Derrière chaque intervention, il y a une réalité simple : ces pompiers ont un travail, des contraintes professionnelles et doivent pouvoir rester formés et tout quitter en urgence lorsque l’alerte retentit.
Le Service départemental d’incendie et de secours (SDIS) de la Haute-Loire compte 1 904 sapeurs-pompiers, dont 1 795 volontaires et 109 professionnels. Un modèle courant en France, mais qui suppose une organisation particulière pour garantir la disponibilité des effectifs, notamment en journée.
Des conventions pour libérer les volontaires
Pour faciliter cette disponibilité, des conventions peuvent être signées entre le SDIS, l’employeur et le salarié. Elles encadrent les conditions de départ en formation ou en intervention.
« Chaque jour, de nouvelles conventions sont signées », souligne Lydie Chauchat, du service mission volontariat du SDIS43.
Aujourd'hui, 292 établissements publics et privés du département ont signé ces accords, permettant à 615 volontaires de se former (jusqu'à cinq jours par an) et, parfois, de partir en opération de secours.
Ces dispositifs visent à lever un frein majeur : l’impossibilité pour certains volontaires de quitter leur poste en pleine journée. Ils permettent au salarié de s’absenter tout en maintenant son salaire, grâce à un système de compensation.
« Cette politique permet de garantir un effectif formé et disponible », ajoute-t-elle.
Dans les faits, les conventions concernent encore majoritairement la formation. L’opérationnel, plus contraignant pour les entreprises, reste souvent limité.
« Souvent, la formation est choisie en priorité et l’opérationnel se fait alors en dehors des heures de travail. »
En journée, un manque de bras criant
C’est pourtant en journée que les besoins sont les plus importants, faute de volontaires disponibles sur les horaires de travail.
« Il y a un fort besoin de disponibilité en journée ; toutes les semaines, c’est au moins une sortie, et souvent deux à trois », témoigne Lucie Bertrand, sapeur-pompier volontaire au centre de secours de Cayres.
À Solignac-sur-Loire, où elle est co-gérante du garage Bertrand, elle vient de signer une convention.
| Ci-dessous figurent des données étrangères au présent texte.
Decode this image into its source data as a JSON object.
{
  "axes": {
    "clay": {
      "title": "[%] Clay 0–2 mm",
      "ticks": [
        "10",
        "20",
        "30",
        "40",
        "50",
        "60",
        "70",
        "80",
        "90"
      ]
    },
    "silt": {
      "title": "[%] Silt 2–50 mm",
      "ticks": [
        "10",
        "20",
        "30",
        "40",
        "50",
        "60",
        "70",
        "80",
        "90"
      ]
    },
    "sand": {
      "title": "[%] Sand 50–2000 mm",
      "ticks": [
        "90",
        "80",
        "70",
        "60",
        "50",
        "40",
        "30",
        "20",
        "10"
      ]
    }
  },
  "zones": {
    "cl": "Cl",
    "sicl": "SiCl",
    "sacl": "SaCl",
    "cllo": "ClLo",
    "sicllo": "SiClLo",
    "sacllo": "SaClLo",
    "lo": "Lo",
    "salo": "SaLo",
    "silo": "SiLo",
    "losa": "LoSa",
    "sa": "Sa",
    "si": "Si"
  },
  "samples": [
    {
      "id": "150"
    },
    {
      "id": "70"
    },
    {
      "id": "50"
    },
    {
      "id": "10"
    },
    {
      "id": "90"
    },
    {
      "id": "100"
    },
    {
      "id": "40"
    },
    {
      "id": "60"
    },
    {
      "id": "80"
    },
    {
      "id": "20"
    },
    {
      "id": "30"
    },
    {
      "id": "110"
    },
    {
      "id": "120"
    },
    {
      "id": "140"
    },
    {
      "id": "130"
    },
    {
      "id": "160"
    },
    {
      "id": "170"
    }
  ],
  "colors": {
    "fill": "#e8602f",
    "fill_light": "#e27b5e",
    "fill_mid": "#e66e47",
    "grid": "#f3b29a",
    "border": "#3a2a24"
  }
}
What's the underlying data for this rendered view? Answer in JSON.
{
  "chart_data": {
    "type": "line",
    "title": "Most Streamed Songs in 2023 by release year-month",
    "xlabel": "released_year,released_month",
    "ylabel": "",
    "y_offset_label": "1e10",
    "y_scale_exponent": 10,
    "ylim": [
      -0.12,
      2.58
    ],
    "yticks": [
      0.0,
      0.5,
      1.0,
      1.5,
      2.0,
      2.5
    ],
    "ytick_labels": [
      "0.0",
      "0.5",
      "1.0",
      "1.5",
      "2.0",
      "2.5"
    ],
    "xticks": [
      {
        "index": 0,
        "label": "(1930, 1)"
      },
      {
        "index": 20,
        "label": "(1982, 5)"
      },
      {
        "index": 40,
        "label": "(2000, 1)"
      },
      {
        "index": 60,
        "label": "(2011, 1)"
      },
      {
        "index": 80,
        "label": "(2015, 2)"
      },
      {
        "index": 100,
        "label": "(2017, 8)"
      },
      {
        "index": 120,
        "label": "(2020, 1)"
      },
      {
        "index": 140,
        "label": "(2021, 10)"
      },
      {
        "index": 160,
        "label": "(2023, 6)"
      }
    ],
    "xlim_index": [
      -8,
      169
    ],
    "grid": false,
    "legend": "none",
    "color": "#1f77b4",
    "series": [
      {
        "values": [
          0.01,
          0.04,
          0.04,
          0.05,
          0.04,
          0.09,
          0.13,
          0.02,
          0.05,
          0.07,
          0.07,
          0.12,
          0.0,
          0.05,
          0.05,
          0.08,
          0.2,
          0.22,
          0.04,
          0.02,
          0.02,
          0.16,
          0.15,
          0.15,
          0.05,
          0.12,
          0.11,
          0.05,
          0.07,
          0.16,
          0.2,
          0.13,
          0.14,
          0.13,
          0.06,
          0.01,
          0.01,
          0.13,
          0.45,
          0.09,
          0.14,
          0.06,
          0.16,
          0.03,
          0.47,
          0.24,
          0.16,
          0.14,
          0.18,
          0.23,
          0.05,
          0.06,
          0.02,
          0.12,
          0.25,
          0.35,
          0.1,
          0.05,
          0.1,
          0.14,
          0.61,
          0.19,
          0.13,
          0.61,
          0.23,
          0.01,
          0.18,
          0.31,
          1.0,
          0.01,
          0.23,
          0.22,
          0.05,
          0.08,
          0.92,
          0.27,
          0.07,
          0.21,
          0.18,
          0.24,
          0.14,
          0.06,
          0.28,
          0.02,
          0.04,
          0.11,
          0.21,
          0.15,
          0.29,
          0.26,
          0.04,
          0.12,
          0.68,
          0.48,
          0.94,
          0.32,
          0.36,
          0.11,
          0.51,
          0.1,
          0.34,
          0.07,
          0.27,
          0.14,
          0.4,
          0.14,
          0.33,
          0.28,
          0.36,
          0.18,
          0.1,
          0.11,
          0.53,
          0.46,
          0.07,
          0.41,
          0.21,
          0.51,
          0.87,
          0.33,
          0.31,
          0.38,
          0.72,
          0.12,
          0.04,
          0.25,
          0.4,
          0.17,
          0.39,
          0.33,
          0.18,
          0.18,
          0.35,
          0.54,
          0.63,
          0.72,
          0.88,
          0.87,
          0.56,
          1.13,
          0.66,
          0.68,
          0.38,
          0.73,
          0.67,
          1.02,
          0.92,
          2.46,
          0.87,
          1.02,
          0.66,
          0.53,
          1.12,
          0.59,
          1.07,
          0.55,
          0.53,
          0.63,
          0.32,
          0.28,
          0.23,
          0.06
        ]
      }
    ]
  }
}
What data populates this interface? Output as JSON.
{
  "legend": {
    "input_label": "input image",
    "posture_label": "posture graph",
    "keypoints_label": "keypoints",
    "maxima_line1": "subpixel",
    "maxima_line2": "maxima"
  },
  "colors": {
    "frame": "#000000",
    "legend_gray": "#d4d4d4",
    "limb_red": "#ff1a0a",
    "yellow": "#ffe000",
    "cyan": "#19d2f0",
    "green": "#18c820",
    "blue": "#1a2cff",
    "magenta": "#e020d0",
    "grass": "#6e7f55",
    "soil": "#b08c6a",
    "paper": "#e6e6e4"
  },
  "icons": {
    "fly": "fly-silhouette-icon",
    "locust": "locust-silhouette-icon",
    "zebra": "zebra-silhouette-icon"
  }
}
Malgré un niveau de disponibilité dit « de dernier recours », elle est régulièrement sollicitée.
Quand elle part en intervention, elle « laisse tout en plan » et ses frères, également co-gérants, prennent le relais.
Le problème est structurel : beaucoup de volontaires ne peuvent pas quitter leur emploi sans accord préalable. Résultat, les interventions en journée reposent sur un nombre restreint de personnes.
« Une intervention dure au moins deux heures, en moyenne 2,5 heures. Une ou deux sorties, ça se gère. Quand c’est plus, c’est plus compliqué », précise Lucie.
Un temps difficile à absorber pour les entreprises, surtout les plus petites.
Un équilibre à trouver pour les entreprises
« Une sortie, c'est au dernier moment, donc l’opérationnel, c’est délicat », reconnaît Lydie Chauchat.
Côté employeurs, tout repose sur la souplesse. Libérer un salarié sans préavis peut rapidement désorganiser une activité.
« Il faut que le salarié soit niveau 4 (dernier recours), sinon c’est trop d’absences », ajoute Lucie Bertrand.
Pour encourager ces engagements, plusieurs contreparties existent : allègement de charges patronales, réduction d’assurance incendie, déclaration de mécénat auprès des impôts, versement direct des subrogations aux entreprises ou encore, accès à des formations. À partir de huit jours de mise à disposition par an, un label « employeur partenaire » peut également être attribué par la préfecture.
Malgré ces incitations, le passage à l’acte reste délicat. Si le nombre de conventions progresse en Haute-Loire, la disponibilité des volontaires en journée demeure un défi majeur. Sans employeurs engagés, les pompiers volontaires restent sur le quai, même quand l’urgence appelle.